Classement en temps réel des offres adaptées à un foyer chauffé au gaz, triées par prix annuel TTC croissant :

Chauffage gaz complet · 14 000 kWh/an · Paris 11ᵉ

Questions fréquentes sur l'installation

Réponses synthétiques aux questions qui reviennent le plus pendant un projet d'installation ou de remplacement de chaudière à gaz murale.

Peut-on poser soi-même une chaudière à gaz murale ?

Non. La pose finale d'une chaudière à gaz est encadrée par l'arrêté du 23 février 2018 et doit être réalisée par un professionnel disposant d'une qualification gaz reconnue (PG, Qualigaz, RGE Qualibat). Le raccordement gaz, la mise en service et la délivrance du certificat de conformité Qualigaz sont obligatoires avant la mise en gaz par GRDF — un particulier ne peut ni les réaliser, ni les valider. Vous pouvez en revanche préparer l'emplacement, repérer les arrivées et choisir le modèle.

Quel est le coût total d'installation d'une chaudière gaz murale ?

Le budget complet va de 2 500 € pour une chaudière gaz classique en remplacement à plus de 6 000 € pour une chaudière à condensation haut de gamme avec adaptation du conduit.
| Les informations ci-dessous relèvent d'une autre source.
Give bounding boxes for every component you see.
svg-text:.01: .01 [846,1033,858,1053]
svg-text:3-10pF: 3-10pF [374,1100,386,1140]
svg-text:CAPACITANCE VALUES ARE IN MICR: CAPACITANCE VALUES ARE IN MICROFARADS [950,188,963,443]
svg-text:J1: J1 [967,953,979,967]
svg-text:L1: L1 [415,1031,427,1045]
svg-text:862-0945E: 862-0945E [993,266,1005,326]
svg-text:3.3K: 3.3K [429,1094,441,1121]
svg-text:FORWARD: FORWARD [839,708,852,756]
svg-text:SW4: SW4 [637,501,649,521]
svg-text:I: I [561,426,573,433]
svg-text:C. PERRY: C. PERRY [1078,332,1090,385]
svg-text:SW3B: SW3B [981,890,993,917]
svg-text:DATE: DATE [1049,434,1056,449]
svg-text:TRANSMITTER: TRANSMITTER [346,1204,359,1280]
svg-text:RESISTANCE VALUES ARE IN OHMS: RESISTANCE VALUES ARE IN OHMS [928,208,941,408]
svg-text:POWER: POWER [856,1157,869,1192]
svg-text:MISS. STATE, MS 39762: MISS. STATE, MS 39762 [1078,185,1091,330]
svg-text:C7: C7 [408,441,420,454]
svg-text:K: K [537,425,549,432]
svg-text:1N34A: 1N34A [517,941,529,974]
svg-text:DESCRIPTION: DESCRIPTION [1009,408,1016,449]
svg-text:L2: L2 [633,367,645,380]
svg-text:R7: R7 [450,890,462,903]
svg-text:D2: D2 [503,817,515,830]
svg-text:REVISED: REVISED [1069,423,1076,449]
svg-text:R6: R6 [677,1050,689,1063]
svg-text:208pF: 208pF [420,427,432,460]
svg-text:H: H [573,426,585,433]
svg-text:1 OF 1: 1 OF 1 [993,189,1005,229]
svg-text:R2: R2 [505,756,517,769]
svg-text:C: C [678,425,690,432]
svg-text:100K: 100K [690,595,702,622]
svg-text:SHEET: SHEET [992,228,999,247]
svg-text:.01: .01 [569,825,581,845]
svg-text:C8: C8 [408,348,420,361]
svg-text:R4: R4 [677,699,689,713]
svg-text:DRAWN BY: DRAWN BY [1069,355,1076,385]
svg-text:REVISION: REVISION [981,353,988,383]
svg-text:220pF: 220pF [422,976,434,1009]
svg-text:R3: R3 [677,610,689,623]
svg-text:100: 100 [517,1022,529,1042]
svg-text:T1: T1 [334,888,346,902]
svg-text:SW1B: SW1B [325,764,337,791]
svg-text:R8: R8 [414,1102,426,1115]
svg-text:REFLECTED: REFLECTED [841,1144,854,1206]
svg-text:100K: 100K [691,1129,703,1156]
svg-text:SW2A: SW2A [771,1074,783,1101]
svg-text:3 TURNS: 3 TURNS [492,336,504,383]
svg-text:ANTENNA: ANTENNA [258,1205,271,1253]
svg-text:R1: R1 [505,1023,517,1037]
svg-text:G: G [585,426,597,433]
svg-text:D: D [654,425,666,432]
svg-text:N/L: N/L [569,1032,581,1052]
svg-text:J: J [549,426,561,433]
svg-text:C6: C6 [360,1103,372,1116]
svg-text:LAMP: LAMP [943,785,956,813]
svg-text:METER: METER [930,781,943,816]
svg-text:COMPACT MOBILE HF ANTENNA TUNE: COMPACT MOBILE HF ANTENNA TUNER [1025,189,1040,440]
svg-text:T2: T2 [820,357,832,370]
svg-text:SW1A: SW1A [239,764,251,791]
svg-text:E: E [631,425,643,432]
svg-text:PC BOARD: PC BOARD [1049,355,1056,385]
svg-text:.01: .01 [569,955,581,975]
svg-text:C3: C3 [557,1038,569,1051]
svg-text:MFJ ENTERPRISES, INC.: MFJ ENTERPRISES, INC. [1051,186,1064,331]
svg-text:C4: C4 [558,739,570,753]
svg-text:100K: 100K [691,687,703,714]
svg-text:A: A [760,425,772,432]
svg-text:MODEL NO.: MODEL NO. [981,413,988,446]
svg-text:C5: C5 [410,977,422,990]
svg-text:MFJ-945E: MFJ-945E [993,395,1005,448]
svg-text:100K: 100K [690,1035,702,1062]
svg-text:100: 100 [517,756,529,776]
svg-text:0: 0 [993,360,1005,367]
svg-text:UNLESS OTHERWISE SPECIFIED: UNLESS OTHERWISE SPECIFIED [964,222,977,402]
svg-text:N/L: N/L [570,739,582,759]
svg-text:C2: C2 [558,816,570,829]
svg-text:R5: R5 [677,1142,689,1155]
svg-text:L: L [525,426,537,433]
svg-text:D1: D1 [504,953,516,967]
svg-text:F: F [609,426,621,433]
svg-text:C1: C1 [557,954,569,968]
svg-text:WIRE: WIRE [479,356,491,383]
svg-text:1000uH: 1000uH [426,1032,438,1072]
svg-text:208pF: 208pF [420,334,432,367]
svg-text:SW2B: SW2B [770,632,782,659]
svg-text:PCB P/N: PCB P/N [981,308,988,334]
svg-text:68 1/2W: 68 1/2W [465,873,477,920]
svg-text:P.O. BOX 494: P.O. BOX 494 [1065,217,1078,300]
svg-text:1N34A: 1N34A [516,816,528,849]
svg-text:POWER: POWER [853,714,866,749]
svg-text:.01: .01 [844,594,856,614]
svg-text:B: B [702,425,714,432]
Il faut additionner l'appareil (1 500 à 4 500 €), la main-d'œuvre du chauffagiste (500 à 1 500 €), le certificat Qualigaz CC2 facturé 247 € TTC et la mise en service GRDF standard à 22,34 € si le compteur n'est pas déjà alimenté. MaPrimeRénov' et la prime CEE peuvent réduire le reste à charge sur les modèles éligibles.

Quelle différence entre chaudière classique et chaudière à condensation ?

Une chaudière à condensation récupère la chaleur latente des fumées de combustion grâce à un second échangeur, ce qu'une chaudière classique laisse partir par le conduit. Le rendement passe de 75 à 85 % sur PCI pour un modèle ancien à 105 à 109 % sur PCI pour une condensation moderne, soit 15 à 20 % de gaz en moins sur le poste chauffage. Depuis le 26 septembre 2015, seules les chaudières à condensation peuvent être installées dans les logements neufs équipés de gaz.

Combien de temps faut-il pour installer une chaudière à gaz ?

Une pose en remplacement d'une chaudière existante prend en général une journée à un chauffagiste expérimenté : dépose de l'ancien appareil le matin, raccordements hydraulique, gaz, électrique et fumées l'après-midi, mise en eau et démarrage en fin de journée. Sur une installation neuve avec création du conduit et tirage du gaz, comptez deux à trois jours. La mise en service GRDF se programme ensuite sous 5 jours ouvrés en délai standard.

Le certificat Qualigaz est-il obligatoire pour une nouvelle installation ?

Oui. Toute installation neuve, modification d'installation ou remise en service après plus de six mois d'arrêt impose un contrôle Qualigaz et la délivrance d'un certificat de conformité CC2 (particuliers, gaz naturel). Sans ce document, GRDF ne procède pas à la mise en service du compteur. Le certificat est facturé 247 € TTC et reste valable tant que l'installation n'est pas modifiée.

Faut-il choisir son fournisseur de gaz avant ou après l'installation ?

Le choix du fournisseur peut se faire en parallèle des travaux. La mise en service GRDF est demandée par le fournisseur retenu — c'est lui qui transmet la demande au gestionnaire de réseau, pas l'installateur. Pour éviter de passer par défaut au Prix Repère Gaz publié par la CRE, comparez les offres dès la signature du devis chaudière et déposez la souscription dès que la date de pose est connue.